La Société de transport de l’Outaouais (STO) se range derrière des organisations comme Vivre en ville et le Conseil régional en environnement et développement durable de l’Outaouais (CREDDO) en se disant opposée à l’accès aux voies réservées pour les véhicules électriques.

«Ce que j’ai eu comme échos, c’est que les experts ne sont pas divisés sur le sujet. Oui, il y a l’Association des véhicules électriques qui aimerait qu’on leur donne ce privilège-là, mais au niveau des experts en mobilité dont la STO, ce n’est pas une avenue qui est recommandée», lance la présidente Myriam Nadeau.

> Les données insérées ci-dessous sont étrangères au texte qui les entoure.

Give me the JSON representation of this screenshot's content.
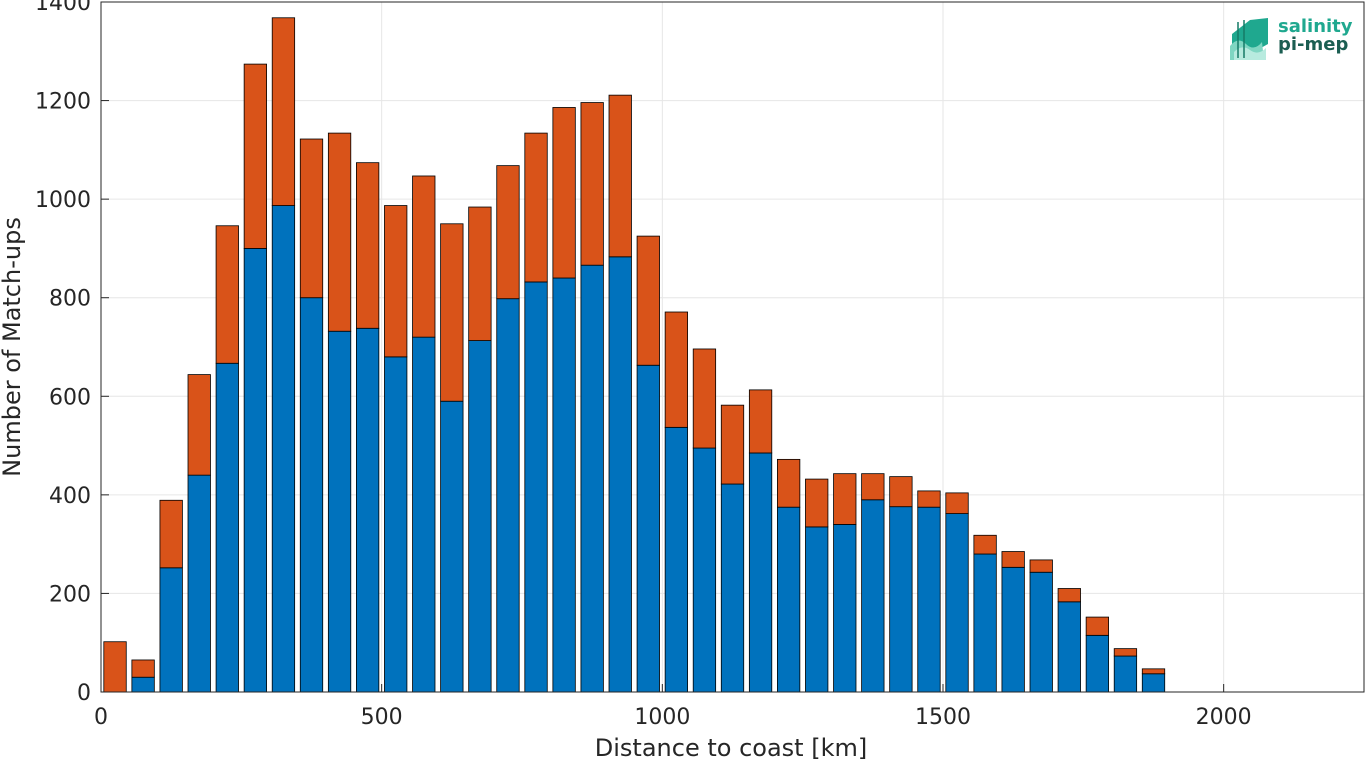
{
  "chart_data": {
    "type": "bar",
    "stacked": true,
    "xlabel": "Distance to coast [km]",
    "ylabel": "Number of Match-ups",
    "xlim": [
      0,
      2250
    ],
    "ylim": [
      0,
      1400
    ],
    "xticks": [
      0,
      500,
      1000,
      1500,
      2000
    ],
    "yticks": [
      0,
      200,
      400,
      600,
      800,
      1000,
      1200,
      1400
    ],
    "grid": true,
    "bin_width": 50,
    "x": [
      25,
      75,
      125,
      175,
      225,
      275,
      325,
      375,
      425,
      475,
      525,
      575,
      625,
      675,
      725,
      775,
      825,
      875,
      925,
      975,
      1025,
      1075,
      1125,
      1175,
      1225,
      1275,
      1325,
      1375,
      1425,
      1475,
      1525,
      1575,
      1625,
      1675,
      1725,
      1775,
      1825,
      1875
    ],
    "series": [
      {
        "color": "#0072bd",
        "values": [
          0,
          30,
          252,
          440,
          667,
          900,
          987,
          800,
          732,
          738,
          680,
          720,
          590,
          713,
          798,
          832,
          840,
          866,
          883,
          663,
          537,
          495,
          422,
          485,
          375,
          335,
          340,
          390,
          376,
          375,
          362,
          280,
          253,
          243,
          183,
          115,
          73,
          37
        ]
      },
      {
        "color": "#d95319",
        "values": [
          102,
          35,
          137,
          204,
          279,
          374,
          381,
          322,
          402,
          336,
          307,
          327,
          360,
          271,
          270,
          302,
          346,
          330,
          328,
          262,
          234,
          201,
          160,
          128,
          97,
          97,
          103,
          53,
          61,
          33,
          42,
          38,
          32,
          25,
          27,
          37,
          15,
          10
        ]
      }
    ]
  },
  "logo": {
    "line1": "salinity",
    "line2": "pi-mep",
    "color_light": "#1fa88f",
    "color_dark": "#1b5e52"
  }
}
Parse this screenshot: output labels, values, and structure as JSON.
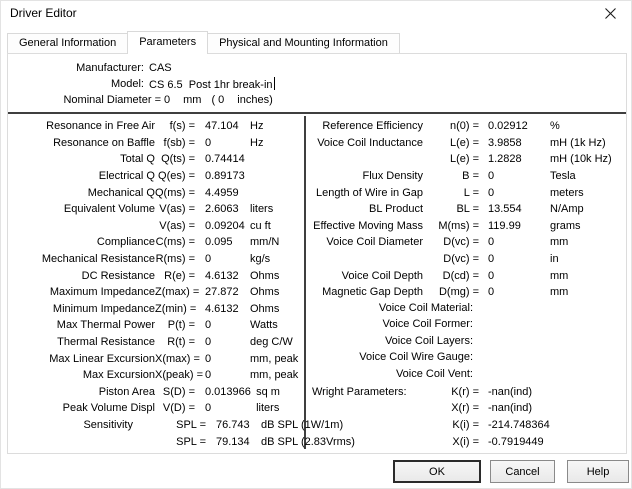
{
  "window": {
    "title": "Driver Editor",
    "close_icon": "x-close"
  },
  "tabs": [
    {
      "label": "General Information",
      "active": false
    },
    {
      "label": "Parameters",
      "active": true
    },
    {
      "label": "Physical and Mounting Information",
      "active": false
    }
  ],
  "header": {
    "manufacturer_label": "Manufacturer:",
    "manufacturer_value": "CAS",
    "model_label": "Model:",
    "model_value": "CS 6.5  Post 1hr break-in",
    "nominal_label": "Nominal Diameter =",
    "nominal_value": "0",
    "nominal_unit": "mm",
    "nominal_paren": "( 0",
    "nominal_paren_unit": "inches)"
  },
  "left_column": {
    "rows": [
      {
        "label": "Resonance in Free Air",
        "sym": "f(s) =",
        "val": "47.104",
        "unit": "Hz",
        "variant": ""
      },
      {
        "label": "Resonance on Baffle",
        "sym": "f(sb) =",
        "val": "0",
        "unit": "Hz",
        "variant": ""
      },
      {
        "label": "Total Q",
        "sym": "Q(ts) =",
        "val": "0.74414",
        "unit": "",
        "variant": ""
      },
      {
        "label": "Electrical Q",
        "sym": "Q(es) =",
        "val": "0.89173",
        "unit": "",
        "variant": ""
      },
      {
        "label": "Mechanical Q",
        "sym": "Q(ms) =",
        "val": "4.4959",
        "unit": "",
        "variant": ""
      },
      {
        "label": "Equivalent Volume",
        "sym": "V(as) =",
        "val": "2.6063",
        "unit": "liters",
        "variant": ""
      },
      {
        "label": "",
        "sym": "V(as) =",
        "val": "0.09204",
        "unit": "cu ft",
        "variant": ""
      },
      {
        "label": "Compliance",
        "sym": "C(ms) =",
        "val": "0.095",
        "unit": "mm/N",
        "variant": ""
      },
      {
        "label": "Mechanical Resistance",
        "sym": "R(ms) =",
        "val": "0",
        "unit": "kg/s",
        "variant": ""
      },
      {
        "label": "DC Resistance",
        "sym": "R(e) =",
        "val": "4.6132",
        "unit": "Ohms",
        "variant": ""
      },
      {
        "label": "Maximum Impedance",
        "sym": "Z(max) =",
        "val": "27.872",
        "unit": "Ohms",
        "variant": ""
      },
      {
        "label": "Minimum Impedance",
        "sym": "Z(min) =",
        "val": "4.6132",
        "unit": "Ohms",
        "variant": ""
      },
      {
        "label": "Max Thermal Power",
        "sym": "P(t) =",
        "val": "0",
        "unit": "Watts",
        "variant": ""
      },
      {
        "label": "Thermal Resistance",
        "sym": "R(t) =",
        "val": "0",
        "unit": "deg C/W",
        "variant": ""
      },
      {
        "label": "Max Linear Excursion",
        "sym": "X(max) =",
        "val": "0",
        "unit": "mm, peak",
        "variant": ""
      },
      {
        "label": "Max Excursion",
        "sym": "X(peak) =",
        "val": "0",
        "unit": "mm, peak",
        "variant": ""
      },
      {
        "label": "Piston Area",
        "sym": "S(D) =",
        "val": "0.013966",
        "unit": "  sq m",
        "variant": ""
      },
      {
        "label": "Peak Volume Displ",
        "sym": "V(D) =",
        "val": "0",
        "unit": "  liters",
        "variant": ""
      },
      {
        "label": "Sensitivity",
        "sym": "SPL =",
        "val": "76.743",
        "unit": "dB SPL (1W/1m)",
        "variant": "shift"
      },
      {
        "label": "",
        "sym": "SPL =",
        "val": "79.134",
        "unit": "dB SPL (2.83Vrms)",
        "variant": "shift"
      }
    ]
  },
  "right_column": {
    "rows": [
      {
        "label": "Reference Efficiency",
        "sym": "n(0) =",
        "val": "0.02912",
        "unit": "%",
        "variant": ""
      },
      {
        "label": "Voice Coil Inductance",
        "sym": "L(e) =",
        "val": "3.9858",
        "unit": "mH (1k Hz)",
        "variant": ""
      },
      {
        "label": "",
        "sym": "L(e) =",
        "val": "1.2828",
        "unit": "mH (10k Hz)",
        "variant": ""
      },
      {
        "label": "Flux Density",
        "sym": "B =",
        "val": "0",
        "unit": "Tesla",
        "variant": ""
      },
      {
        "label": "Length of Wire in Gap",
        "sym": "L =",
        "val": "0",
        "unit": "meters",
        "variant": ""
      },
      {
        "label": "BL Product",
        "sym": "BL =",
        "val": "13.554",
        "unit": "N/Amp",
        "variant": ""
      },
      {
        "label": "Effective Moving Mass",
        "sym": "M(ms) =",
        "val": "119.99",
        "unit": "grams",
        "variant": ""
      },
      {
        "label": "Voice Coil Diameter",
        "sym": "D(vc) =",
        "val": "0",
        "unit": "mm",
        "variant": ""
      },
      {
        "label": "",
        "sym": "D(vc) =",
        "val": "0",
        "unit": "in",
        "variant": ""
      },
      {
        "label": "Voice Coil Depth",
        "sym": "D(cd) =",
        "val": "0",
        "unit": "mm",
        "variant": ""
      },
      {
        "label": "Magnetic Gap Depth",
        "sym": "D(mg) =",
        "val": "0",
        "unit": "mm",
        "variant": ""
      },
      {
        "label": "Voice Coil Material:",
        "sym": "",
        "val": "",
        "unit": "",
        "variant": "span"
      },
      {
        "label": "Voice Coil Former:",
        "sym": "",
        "val": "",
        "unit": "",
        "variant": "span"
      },
      {
        "label": "Voice Coil Layers:",
        "sym": "",
        "val": "",
        "unit": "",
        "variant": "span"
      },
      {
        "label": "Voice Coil Wire Gauge:",
        "sym": "",
        "val": "",
        "unit": "",
        "variant": "span"
      },
      {
        "label": "Voice Coil Vent:",
        "sym": "",
        "val": "",
        "unit": "",
        "variant": "span"
      },
      {
        "label": "Wright Parameters:",
        "sym": "K(r) =",
        "val": "-nan(ind)",
        "unit": "",
        "variant": "leftlabel"
      },
      {
        "label": "",
        "sym": "X(r) =",
        "val": "-nan(ind)",
        "unit": "",
        "variant": ""
      },
      {
        "label": "",
        "sym": "K(i) =",
        "val": "-214.748364",
        "unit": "",
        "variant": ""
      },
      {
        "label": "",
        "sym": "X(i) =",
        "val": "-0.7919449",
        "unit": "",
        "variant": ""
      }
    ]
  },
  "buttons": [
    {
      "label": "OK",
      "default": true
    },
    {
      "label": "Cancel",
      "default": false
    },
    {
      "label": "Help",
      "default": false
    }
  ],
  "colors": {
    "text": "#000000",
    "background": "#ffffff",
    "separator": "#3f3f3f",
    "tab_border": "#d9d9d9",
    "page_border": "#dcdcdc",
    "button_border": "#8a8a8a",
    "default_button_border": "#2b2b2b"
  }
}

«Le but des voies réservées, c’est justement de s’assurer qu’on offre une compétitivité pour les usagers du transport en commun, pour ne pas qu’ils se trouvent coincés dans la congestion. C’est l‘un des avantages qu’on a à utiliser le transport en commun. Qu’on soit seul dans une voiture électrique ou dans une voiture à essence, on risque de congestionner une voie qui est pour le transport en commun», ajoute Mme Nadeau.

La STO «fait déjà sa part pour encourager les bonnes pratiques», rappelant qu’il s’agit de la seule société de transport à travers la province à permettre le covoiturage à trois personnes ou plus sur les voies réservées en milieu urbain.